At the personal level, Johnson says, “The key takeaway is the focus on purpose; my own purpose as a person, as the CIO at Old Mutual and as Old Mutual. Successful organisations are driven first by purpose, which is in service of their customers. Do this well, and they make decent profits, decently.”
This experience has been of great value, Johnson noted, and he has not wasted any time applying what he learned at Harvard back here at home. “This has already started, we are digitising Old Mutual, and that is not a technology challenge. We can get the technology, but it is a challenge for our human system – both within Old Mutual and with our partners,” he says. “I am already applying learnings on strategic change to this.”
He points out that as a technologist, the course on digital transformation was also invaluable, with examples of pharmaceutical companies who describe themselves as “technology companies who happen to do pharmaceuticals”, and financial service companies with a “finance and technology” strategy.
“While I am always the one who says ‘focus on outcomes’, we must do so using the best technology available to us: this is how we remain our customers’ first choice and remain sustainable. We must also stop thinking about technology as displacing humans: we are entering the period of humans and technology.”
He describes the work required to complete the course as a gruelling uphill battle, where at times he felt overwhelmed, but he persevered, nevertheless. “At times it felt like drinking from a firehose with so much information coming at you,” he says. “Each day involved three or four case studies, each 40 pages long, with preparation and reflection before and after.”
He points out that each case study is based on an actual company and so putting oneself into the case study as an actor, not an audience member, was critical. The engagement with fellow participants from diverse backgrounds was also an enriching experience.

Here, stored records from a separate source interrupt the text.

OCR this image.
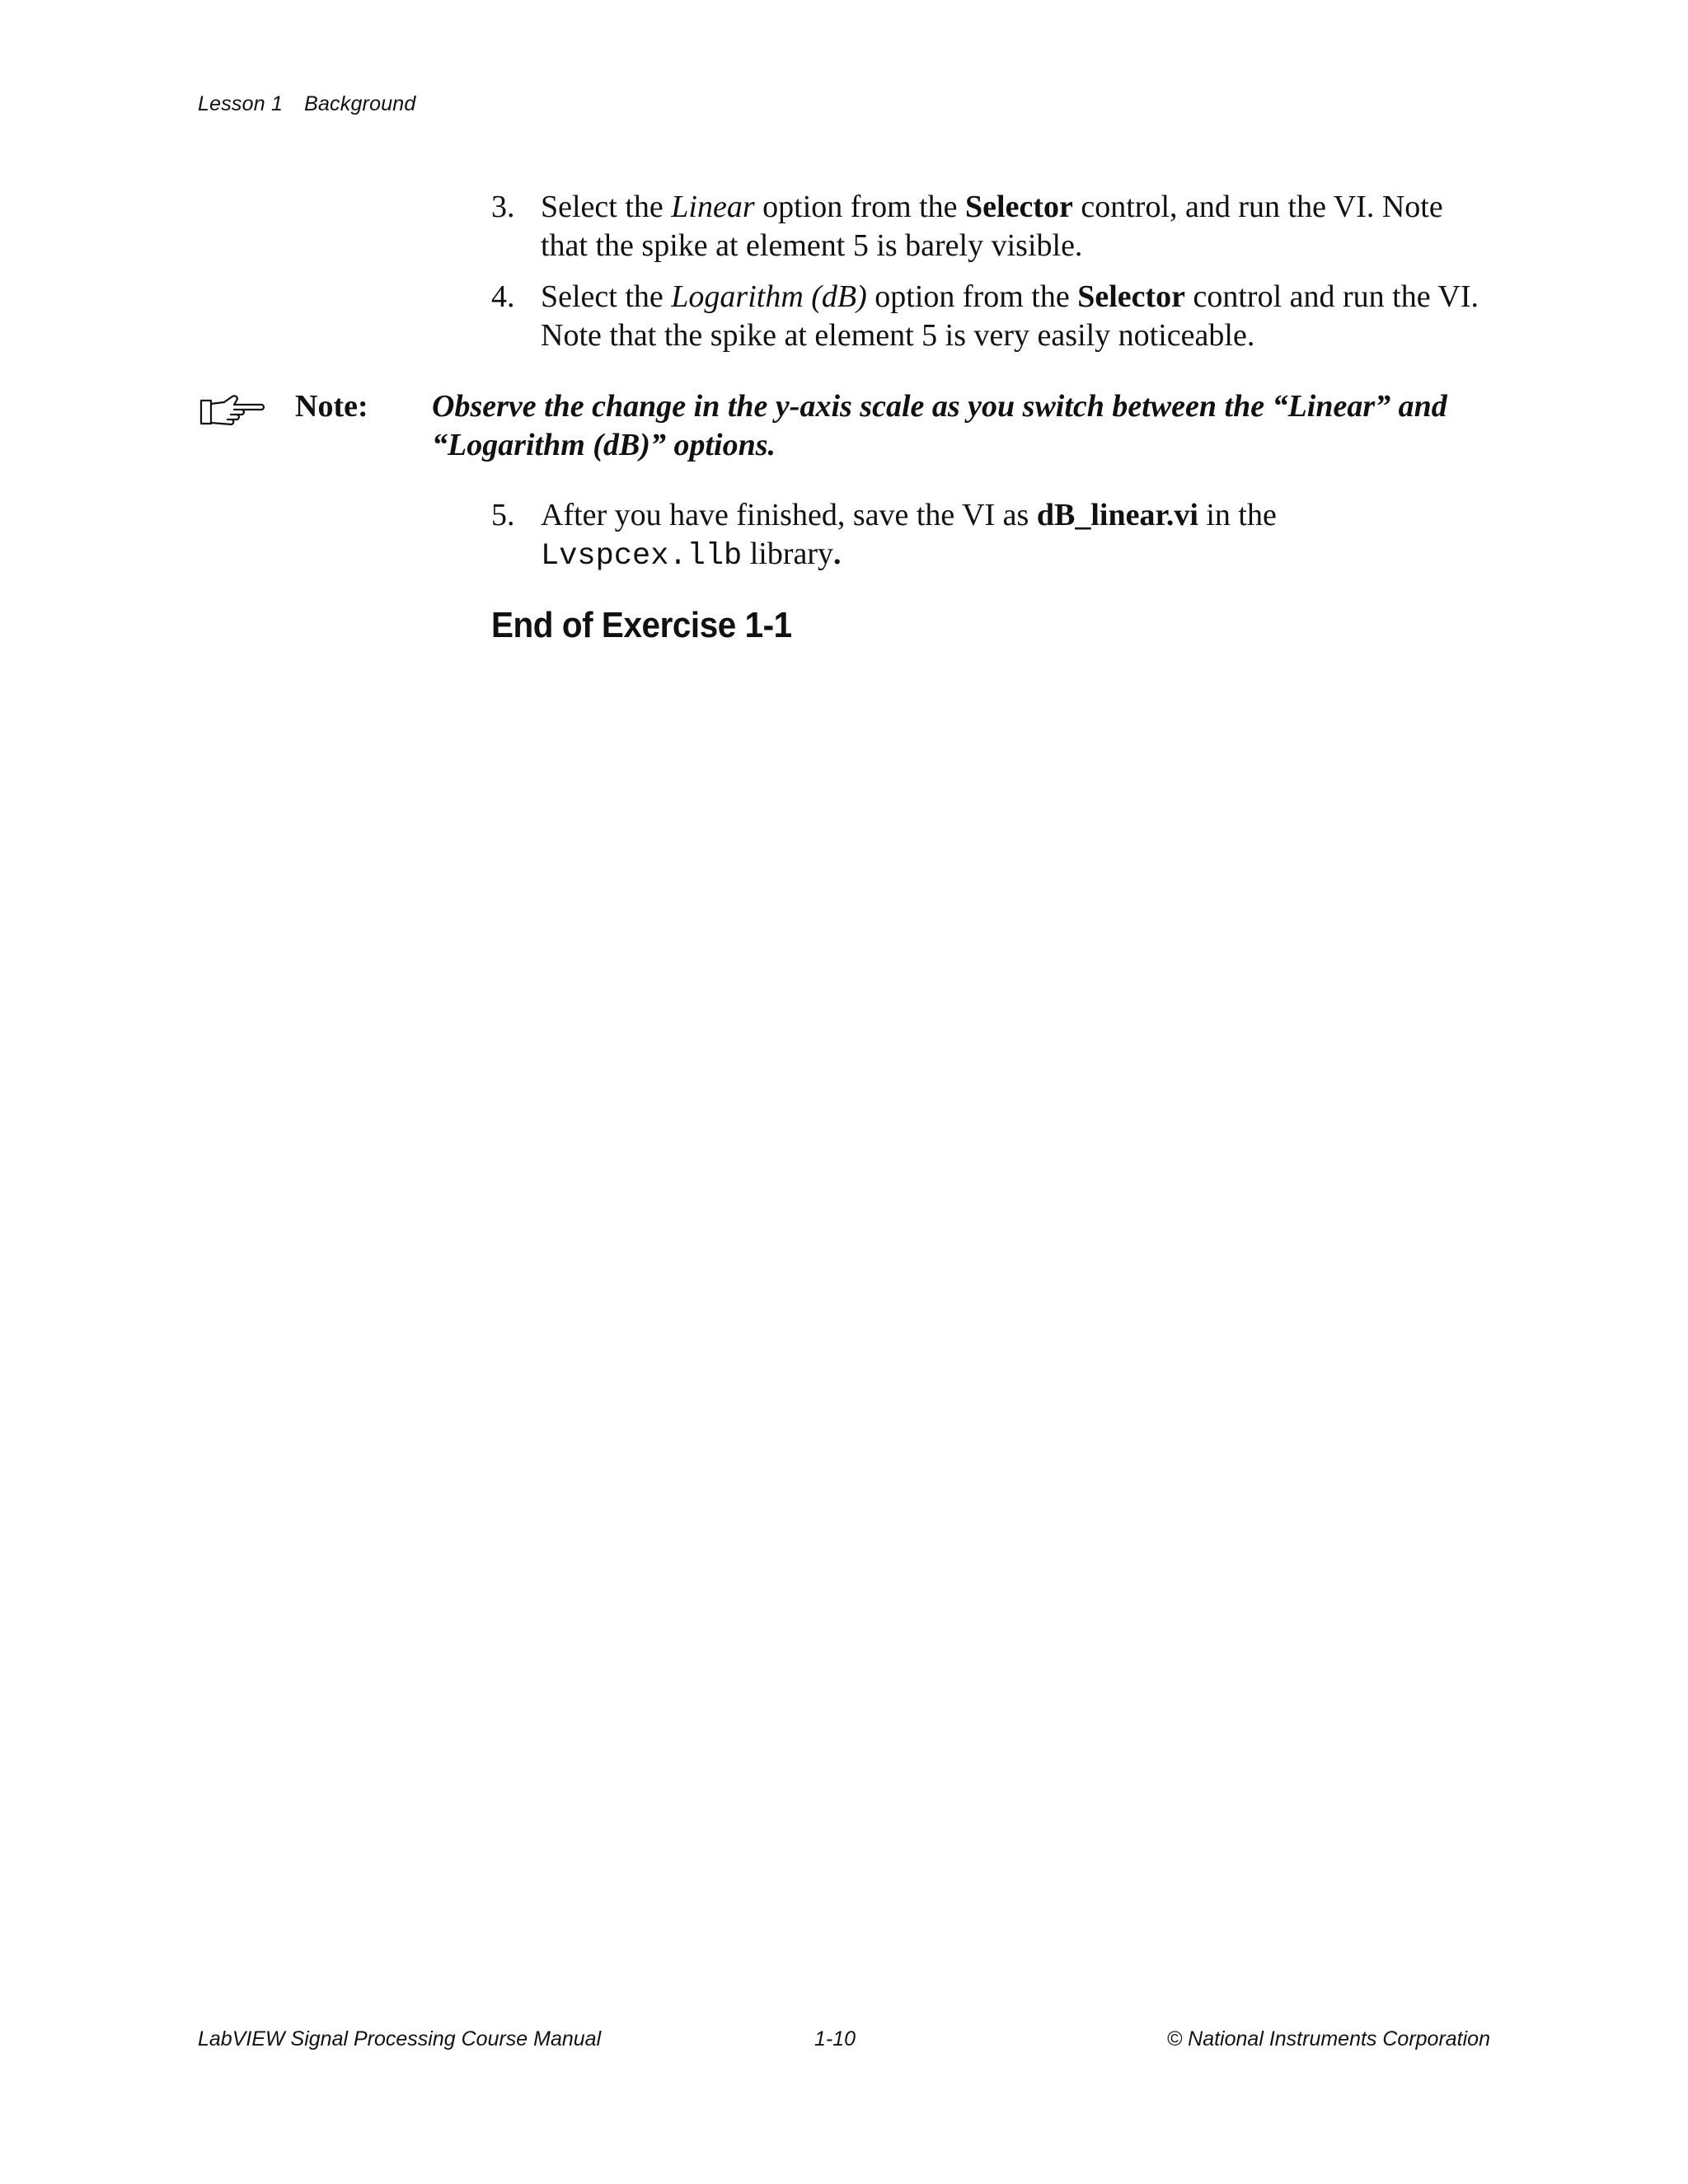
Lesson 1 Background
3. Select the Linear option from the Selector control, and run the VI. Note that the spike at element 5 is barely visible.
4. Select the Logarithm (dB) option from the Selector control and run the VI. Note that the spike at element 5 is very easily noticeable.
Note: Observe the change in the y-axis scale as you switch between the “Linear” and “Logarithm (dB)” options.
5. After you have finished, save the VI as dB_linear.vi in the
Lvspcex.llb library.
End of Exercise 1-1
LabVIEW Signal Processing Course Manual	1-10	© National Instruments Corporation
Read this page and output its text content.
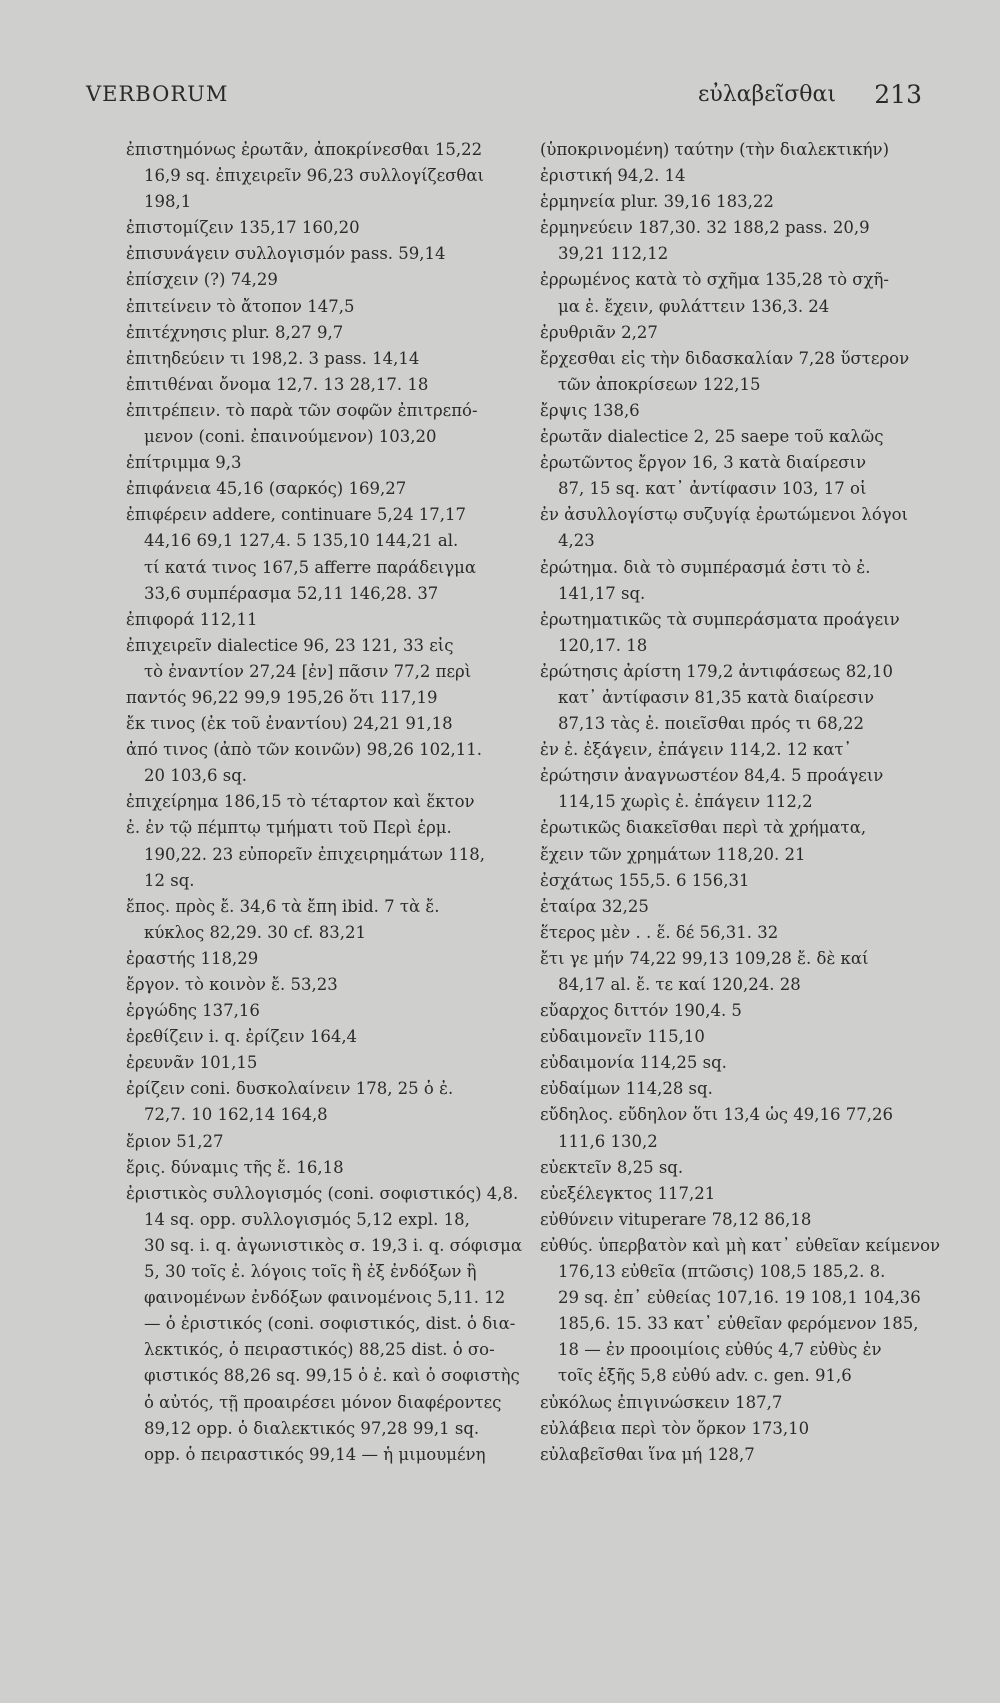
VERBORUM	εὐλαβεῖσθαι 213
ἐπιστημόνως ἐρωτᾶν, ἀποκρίνεσθαι 15,22
16,9 sq. ἐπιχειρεῖν 96,23 συλλογίζεσθαι
198,1
ἐπιστομίζειν 135,17 160,20
ἐπισυνάγειν συλλογισμόν pass. 59,14
ἐπίσχειν (?) 74,29
ἐπιτείνειν τὸ ἄτοπον 147,5
ἐπιτέχνησις plur. 8,27 9,7
ἐπιτηδεύειν τι 198,2. 3 pass. 14,14
ἐπιτιθέναι ὄνομα 12,7. 13 28,17. 18
ἐπιτρέπειν. τὸ παρὰ τῶν σοφῶν ἐπιτρεπό-
μενον (coni. ἐπαινούμενον) 103,20
ἐπίτριμμα 9,3
ἐπιφάνεια 45,16 (σαρκός) 169,27
ἐπιφέρειν addere, continuare 5,24 17,17
44,16 69,1 127,4. 5 135,10 144,21 al.
τί κατά τινος 167,5 afferre παράδειγμα
33,6 συμπέρασμα 52,11 146,28. 37
ἐπιφορά 112,11
ἐπιχειρεῖν dialectice 96, 23 121, 33 εἰς
τὸ ἐναντίον 27,24 [ἐν] πᾶσιν 77,2 περὶ
παντός 96,22 99,9 195,26 ὅτι 117,19
ἔκ τινος (ἐκ τοῦ ἐναντίου) 24,21 91,18
ἀπό τινος (ἀπὸ τῶν κοινῶν) 98,26 102,11.
20 103,6 sq.
ἐπιχείρημα 186,15 τὸ τέταρτον καὶ ἕκτον
ἐ. ἐν τῷ πέμπτῳ τμήματι τοῦ Περὶ ἑρμ.
190,22. 23 εὐπορεῖν ἐπιχειρημάτων 118,
12 sq.
ἔπος. πρὸς ἔ. 34,6 τὰ ἔπη ibid. 7 τὰ ἔ.
κύκλος 82,29. 30 cf. 83,21
ἐραστής 118,29
ἔργον. τὸ κοινὸν ἔ. 53,23
ἐργώδης 137,16
ἐρεθίζειν i. q. ἐρίζειν 164,4
ἐρευνᾶν 101,15
ἐρίζειν coni. δυσκολαίνειν 178, 25 ὁ ἐ.
72,7. 10 162,14 164,8
ἔριον 51,27
ἔρις. δύναμις τῆς ἔ. 16,18
ἐριστικὸς συλλογισμός (coni. σοφιστικός) 4,8.
14 sq. opp. συλλογισμός 5,12 expl. 18,
30 sq. i. q. ἀγωνιστικὸς σ. 19,3 i. q. σόφισμα
5, 30 τοῖς ἐ. λόγοις τοῖς ἢ ἐξ ἐνδόξων ἢ
φαινομένων ἐνδόξων φαινομένοις 5,11. 12
— ὁ ἐριστικός (coni. σοφιστικός, dist. ὁ δια-
λεκτικός, ὁ πειραστικός) 88,25 dist. ὁ σο-
φιστικός 88,26 sq. 99,15 ὁ ἐ. καὶ ὁ σοφιστὴς
ὁ αὐτός, τῇ προαιρέσει μόνον διαφέροντες
89,12 opp. ὁ διαλεκτικός 97,28 99,1 sq.
opp. ὁ πειραστικός 99,14 — ἡ μιμουμένη
(ὑποκρινομένη) ταύτην (τὴν διαλεκτικήν)
ἐριστική 94,2. 14
ἑρμηνεία plur. 39,16 183,22
ἑρμηνεύειν 187,30. 32 188,2 pass. 20,9
39,21 112,12
ἐρρωμένος κατὰ τὸ σχῆμα 135,28 τὸ σχῆ-
μα ἐ. ἔχειν, φυλάττειν 136,3. 24
ἐρυθριᾶν 2,27
ἔρχεσθαι εἰς τὴν διδασκαλίαν 7,28 ὕστερον
τῶν ἀποκρίσεων 122,15
ἔρψις 138,6
ἐρωτᾶν dialectice 2, 25 saepe τοῦ καλῶς
ἐρωτῶντος ἔργον 16, 3 κατὰ διαίρεσιν
87, 15 sq. κατ᾽ ἀντίφασιν 103, 17 οἱ
ἐν ἀσυλλογίστῳ συζυγίᾳ ἐρωτώμενοι λόγοι
4,23
ἐρώτημα. διὰ τὸ συμπέρασμά ἐστι τὸ ἐ.
141,17 sq.
ἐρωτηματικῶς τὰ συμπεράσματα προάγειν
120,17. 18
ἐρώτησις ἀρίστη 179,2 ἀντιφάσεως 82,10
κατ᾽ ἀντίφασιν 81,35 κατὰ διαίρεσιν
87,13 τὰς ἐ. ποιεῖσθαι πρός τι 68,22
ἐν ἐ. ἐξάγειν, ἐπάγειν 114,2. 12 κατ᾽
ἐρώτησιν ἀναγνωστέον 84,4. 5 προάγειν
114,15 χωρὶς ἐ. ἐπάγειν 112,2
ἐρωτικῶς διακεῖσθαι περὶ τὰ χρήματα,
ἔχειν τῶν χρημάτων 118,20. 21
ἐσχάτως 155,5. 6 156,31
ἑταίρα 32,25
ἕτερος μὲν . . ἕ. δέ 56,31. 32
ἔτι γε μήν 74,22 99,13 109,28 ἔ. δὲ καί
84,17 al. ἔ. τε καί 120,24. 28
εὔαρχος διττόν 190,4. 5
εὐδαιμονεῖν 115,10
εὐδαιμονία 114,25 sq.
εὐδαίμων 114,28 sq.
εὔδηλος. εὔδηλον ὅτι 13,4 ὡς 49,16 77,26
111,6 130,2
εὐεκτεῖν 8,25 sq.
εὐεξέλεγκτος 117,21
εὐθύνειν vituperare 78,12 86,18
εὐθύς. ὑπερβατὸν καὶ μὴ κατ᾽ εὐθεῖαν κείμενον
176,13 εὐθεῖα (πτῶσις) 108,5 185,2. 8.
29 sq. ἐπ᾽ εὐθείας 107,16. 19 108,1 104,36
185,6. 15. 33 κατ᾽ εὐθεῖαν φερόμενον 185,
18 — ἐν προοιμίοις εὐθύς 4,7 εὐθὺς ἐν
τοῖς ἑξῆς 5,8 εὐθύ adv. c. gen. 91,6
εὐκόλως ἐπιγινώσκειν 187,7
εὐλάβεια περὶ τὸν ὅρκον 173,10
εὐλαβεῖσθαι ἵνα μή 128,7
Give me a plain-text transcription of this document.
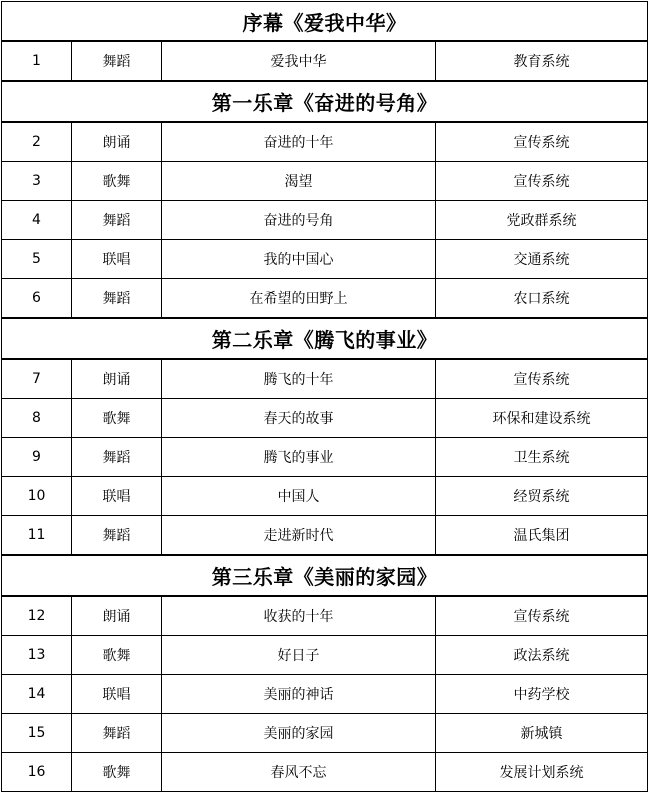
序幕《爱我中华》			
1	舞蹈	爱我中华	教育系统
第一乐章《奋进的号角》			
2	朗诵	奋进的十年	宣传系统
3	歌舞	渴望	宣传系统
4	舞蹈	奋进的号角	党政群系统
5	联唱	我的中国心	交通系统
6	舞蹈	在希望的田野上	农口系统
第二乐章《腾飞的事业》			
7	朗诵	腾飞的十年	宣传系统
8	歌舞	春天的故事	环保和建设系统
9	舞蹈	腾飞的事业	卫生系统
10	联唱	中国人	经贸系统
11	舞蹈	走进新时代	温氏集团
第三乐章《美丽的家园》			
12	朗诵	收获的十年	宣传系统
13	歌舞	好日子	政法系统
14	联唱	美丽的神话	中药学校
15	舞蹈	美丽的家园	新城镇
16	歌舞	春风不忘	发展计划系统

Another valuable part of the programme is an opportunity for executives who occupy similar positions to gain knowledge from each other and apply that knowledge when they return to their respective organisations.
“I was fortunate enough to have engaged with participants from all walks of life, some from corporates (like me), others from not-for-profit organisations, government and even the military,” he notes. “What I learnt is that overwhelmingly, this group of leaders are purpose-driven, ethical, and doing what they believe to be right. In a time when we have such a low opinion of leadership generally and suspicion that corporate leaders especially are driven only by profit, for me this was extremely refreshing and hopeful.”
Johnson's view on work/life integration is that it changes: “It’s different from one person to the next; balance for one person is imbalance for the other,” he says. He suggests accepting that only you can manage this and when you do so, it is actually liberating. “Be disciplined, set boundaries, be clear and communicate your boundaries,” he advises.
“I have found that humans respect this, so prioritise deliberately and once you determine if something is a priority, then ask yourself this question: ‘Why am I uniquely qualified to do this?’ Often, we spend our time on things we are not the best qualified to do,” he notes.
“Finally do something every day that gives you joy – it is good for your wellbeing, and you can’t be the best version of you if you don’t prioritise your own wellbeing,” he concludes.